Diverse le cessioni documentate dagli inquirenti. Particolarmente emblematica quella tra Pasquale Nocerino “il professore” e un cliente abituale, poco prima arrivato a Napoli in aereo e sprovvisto di contanti. Nocerino rifiuta di consegnargli “uno piccolo” in assenza di denaro, così come non accetta di barattare la dose con due telefoni cellulari.
Un provvedimento che ha tradotto in carcere il fratello e i cugini di Massimo Nocerino detto “patacchella”, uno degli interpreti più autorevoli della malavita ponticellese negli anni ’90, capace perfino di mettersi contro il padre, Ciro, ex-cutoliano, nonché ras temuto e rispettato con una lunga serie di accuse alle spalle: associazione mafiosa, detenzione d’ armi, estorsioni, rapine. Un padre-padrone che non sopportava che suo figlio lavorasse per Andrea Andreotti, “‘ o Cappotto”, boss del clan rivale. Ciro Nocerino, soprannominato Patacchella, quando ha visto Massimo diventare autista personale e guardaspalle del boss nemico ha iniziato a desiderare la morte di quel figlio traditore e del quale si vergognava terribilmente.
Tant’è vero che Massimo Nocerino sopravvive a ben tre agguati.
Secondo una fonte confidenziale che aiuta gli inquirenti a ricostruire le dinamiche che si celano dietro quei fatti di sangue, uno dei killer entrato in azione per farlo fuori sarebbe proprio “Patacchella”, il padre di Massimo.

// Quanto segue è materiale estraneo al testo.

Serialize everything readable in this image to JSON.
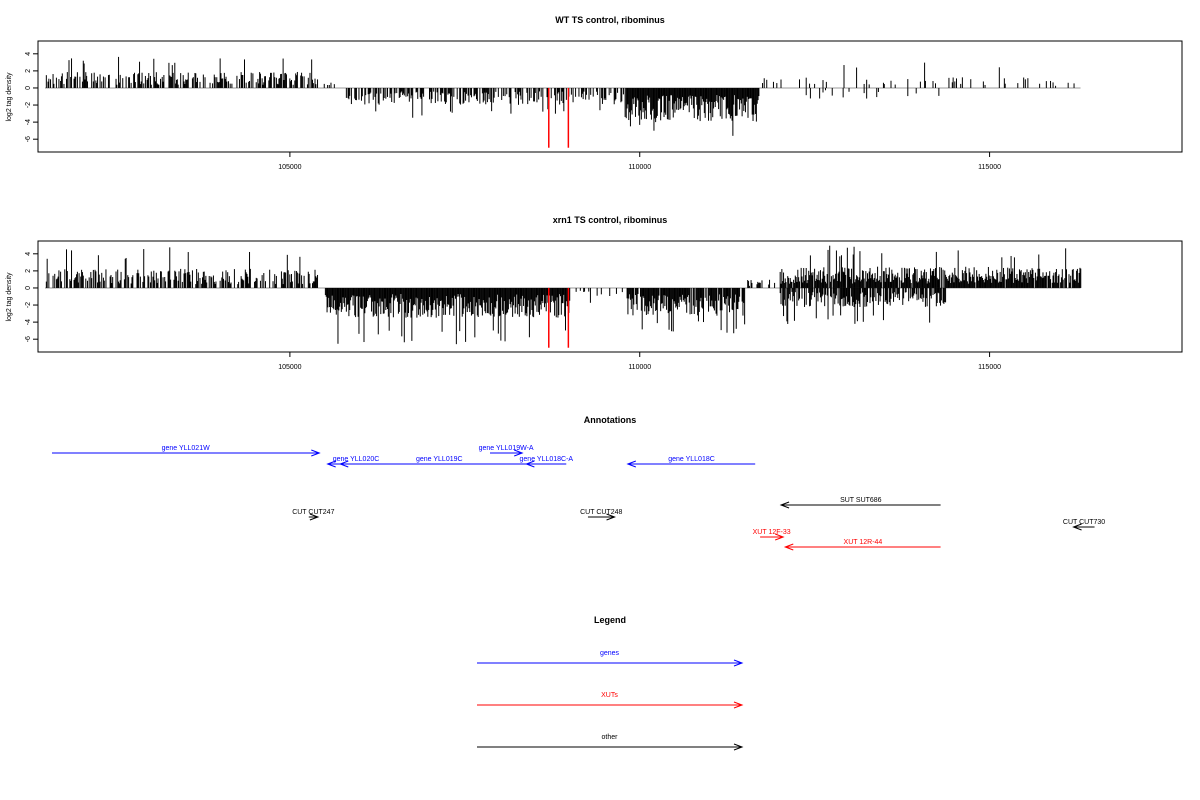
{
  "chart_data": [
    {
      "type": "bar",
      "title": "WT TS control, ribominus",
      "ylabel": "log2 tag density",
      "xlim": [
        101400,
        117750
      ],
      "ylim": [
        -7.5,
        5.5
      ],
      "x_ticks": [
        105000,
        110000,
        115000
      ],
      "y_ticks": [
        4,
        2,
        0,
        -2,
        -4,
        -6
      ],
      "bar_x_range": [
        101500,
        116300
      ],
      "profile": [
        {
          "from": 101500,
          "to": 105400,
          "sign": 1,
          "typical": 1.5,
          "max": 3.7,
          "density": 0.55
        },
        {
          "from": 105400,
          "to": 105800,
          "sign": 1,
          "typical": 0.5,
          "max": 1.0,
          "density": 0.1
        },
        {
          "from": 105800,
          "to": 109800,
          "sign": -1,
          "typical": 1.6,
          "max": 3.5,
          "density": 0.55
        },
        {
          "from": 109800,
          "to": 111700,
          "sign": -1,
          "typical": 3.2,
          "max": 6.0,
          "density": 1.0
        },
        {
          "from": 111700,
          "to": 116300,
          "sign": 1,
          "typical": 1.0,
          "max": 3.2,
          "density": 0.12
        },
        {
          "from": 112300,
          "to": 114300,
          "sign": -1,
          "typical": 1.0,
          "max": 3.5,
          "density": 0.12
        }
      ],
      "highlight_bars": [
        {
          "x": 108700,
          "value": -7.0,
          "color": "#ff0000"
        },
        {
          "x": 108980,
          "value": -7.0,
          "color": "#ff0000"
        }
      ],
      "grid": false
    },
    {
      "type": "bar",
      "title": "xrn1 TS control, ribominus",
      "ylabel": "log2 tag density",
      "xlim": [
        101400,
        117750
      ],
      "ylim": [
        -7.5,
        5.5
      ],
      "x_ticks": [
        105000,
        110000,
        115000
      ],
      "y_ticks": [
        4,
        2,
        0,
        -2,
        -4,
        -6
      ],
      "bar_x_range": [
        101500,
        116300
      ],
      "profile": [
        {
          "from": 101500,
          "to": 105400,
          "sign": 1,
          "typical": 1.8,
          "max": 4.8,
          "density": 0.6
        },
        {
          "from": 105500,
          "to": 109000,
          "sign": -1,
          "typical": 2.8,
          "max": 7.0,
          "density": 1.0
        },
        {
          "from": 109000,
          "to": 109800,
          "sign": -1,
          "typical": 0.8,
          "max": 2.0,
          "density": 0.2
        },
        {
          "from": 109800,
          "to": 111500,
          "sign": -1,
          "typical": 2.6,
          "max": 5.5,
          "density": 0.9
        },
        {
          "from": 111500,
          "to": 112000,
          "sign": 1,
          "typical": 0.8,
          "max": 2.6,
          "density": 0.3
        },
        {
          "from": 112000,
          "to": 114400,
          "sign": -1,
          "typical": 1.8,
          "max": 4.5,
          "density": 0.7
        },
        {
          "from": 112000,
          "to": 116300,
          "sign": 1,
          "typical": 2.0,
          "max": 5.0,
          "density": 0.9
        }
      ],
      "highlight_bars": [
        {
          "x": 108700,
          "value": -7.0,
          "color": "#ff0000"
        },
        {
          "x": 108980,
          "value": -7.0,
          "color": "#ff0000"
        }
      ],
      "grid": false
    }
  ],
  "annotations": {
    "title": "Annotations",
    "features": [
      {
        "label": "gene YLL021W",
        "start": 101600,
        "end": 105420,
        "strand": "+",
        "type": "gene",
        "row": 0
      },
      {
        "label": "gene YLL020C",
        "start": 105540,
        "end": 106350,
        "strand": "-",
        "type": "gene",
        "row": 1
      },
      {
        "label": "gene YLL019C",
        "start": 105720,
        "end": 108550,
        "strand": "-",
        "type": "gene",
        "row": 1
      },
      {
        "label": "gene YLL019W-A",
        "start": 107860,
        "end": 108320,
        "strand": "+",
        "type": "gene",
        "row": 0
      },
      {
        "label": "gene YLL018C-A",
        "start": 108380,
        "end": 108950,
        "strand": "-",
        "type": "gene",
        "row": 1
      },
      {
        "label": "gene YLL018C",
        "start": 109830,
        "end": 111650,
        "strand": "-",
        "type": "gene",
        "row": 1
      },
      {
        "label": "CUT CUT247",
        "start": 105270,
        "end": 105400,
        "strand": "+",
        "type": "other",
        "row": 2
      },
      {
        "label": "CUT CUT248",
        "start": 109260,
        "end": 109640,
        "strand": "+",
        "type": "other",
        "row": 2
      },
      {
        "label": "SUT SUT686",
        "start": 112020,
        "end": 114300,
        "strand": "-",
        "type": "other",
        "row": 3
      },
      {
        "label": "CUT CUT730",
        "start": 116200,
        "end": 116500,
        "strand": "-",
        "type": "other",
        "row": 4
      },
      {
        "label": "XUT 12F-33",
        "start": 111720,
        "end": 112050,
        "strand": "+",
        "type": "xut",
        "row": 5
      },
      {
        "label": "XUT 12R-44",
        "start": 112080,
        "end": 114300,
        "strand": "-",
        "type": "xut",
        "row": 6
      }
    ]
  },
  "legend": {
    "title": "Legend",
    "items": [
      {
        "label": "genes",
        "color": "#0000ff"
      },
      {
        "label": "XUTs",
        "color": "#ff0000"
      },
      {
        "label": "other",
        "color": "#000000"
      }
    ]
  },
  "colors": {
    "gene": "#0000ff",
    "xut": "#ff0000",
    "other": "#000000",
    "zero_line": "#999999"
  }
}
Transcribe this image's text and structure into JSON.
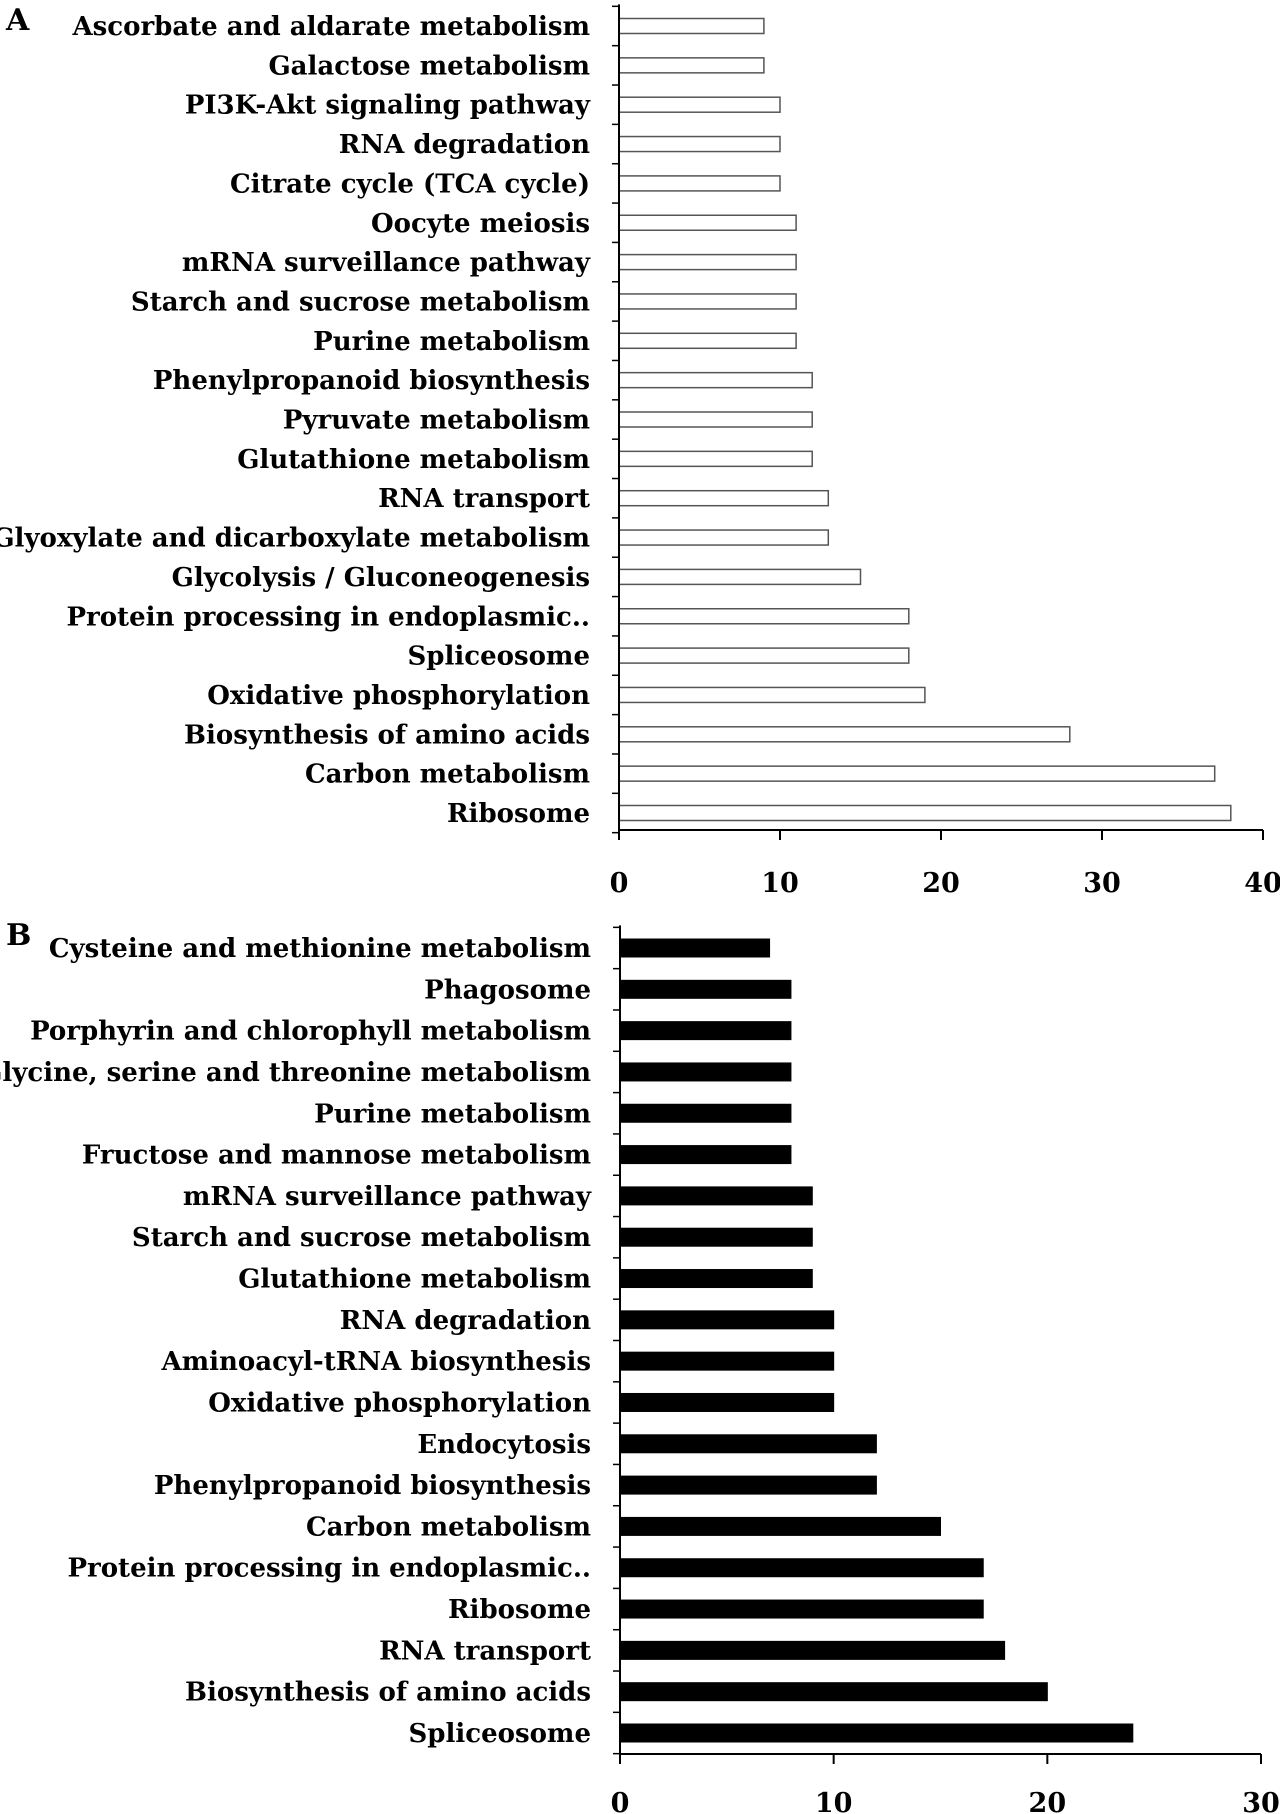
{
  "chart_data": [
    {
      "panel": "A",
      "type": "bar",
      "orientation": "horizontal",
      "bar_style": "outline",
      "categories": [
        "Ascorbate and aldarate metabolism",
        "Galactose metabolism",
        "PI3K-Akt signaling pathway",
        "RNA degradation",
        "Citrate cycle (TCA cycle)",
        "Oocyte meiosis",
        "mRNA surveillance pathway",
        "Starch and sucrose metabolism",
        "Purine metabolism",
        "Phenylpropanoid biosynthesis",
        "Pyruvate metabolism",
        "Glutathione metabolism",
        "RNA transport",
        "Glyoxylate and dicarboxylate metabolism",
        "Glycolysis / Gluconeogenesis",
        "Protein processing in endoplasmic..",
        "Spliceosome",
        "Oxidative phosphorylation",
        "Biosynthesis of amino acids",
        "Carbon metabolism",
        "Ribosome"
      ],
      "values": [
        9,
        9,
        10,
        10,
        10,
        11,
        11,
        11,
        11,
        12,
        12,
        12,
        13,
        13,
        15,
        18,
        18,
        19,
        28,
        37,
        38
      ],
      "xlim": [
        0,
        40
      ],
      "xticks": [
        "0",
        "10",
        "20",
        "30",
        "40"
      ],
      "title": "",
      "xlabel": "",
      "ylabel": ""
    },
    {
      "panel": "B",
      "type": "bar",
      "orientation": "horizontal",
      "bar_style": "filled",
      "categories": [
        "Cysteine and methionine metabolism",
        "Phagosome",
        "Porphyrin and chlorophyll metabolism",
        "Glycine, serine and threonine metabolism",
        "Purine metabolism",
        "Fructose and mannose metabolism",
        "mRNA surveillance pathway",
        "Starch and sucrose metabolism",
        "Glutathione metabolism",
        "RNA degradation",
        "Aminoacyl-tRNA biosynthesis",
        "Oxidative phosphorylation",
        "Endocytosis",
        "Phenylpropanoid biosynthesis",
        "Carbon metabolism",
        "Protein processing in endoplasmic..",
        "Ribosome",
        "RNA transport",
        "Biosynthesis of amino acids",
        "Spliceosome"
      ],
      "values": [
        7,
        8,
        8,
        8,
        8,
        8,
        9,
        9,
        9,
        10,
        10,
        10,
        12,
        12,
        15,
        17,
        17,
        18,
        20,
        24
      ],
      "xlim": [
        0,
        30
      ],
      "xticks": [
        "0",
        "10",
        "20",
        "30"
      ],
      "title": "",
      "xlabel": "",
      "ylabel": ""
    }
  ]
}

Particolare peculiare: i sicari mirano sempre alle gambe. Per gli inquirenti è la prova inconfutabile che si tratti di un avvertimento, consegnato a Patacchella Junior per intimargli di cambiare casacca e passare tra le fila del clan d’appartenenza di suo padre.
Con il fratello e i cugini di Massimo “Patacchella” in carcere, le redini dell’organizzazione di famiglia passano tra le mani dei giovani eredi, già ben addentrati nelle dinamiche malavitose locali, malgrado la giovane età.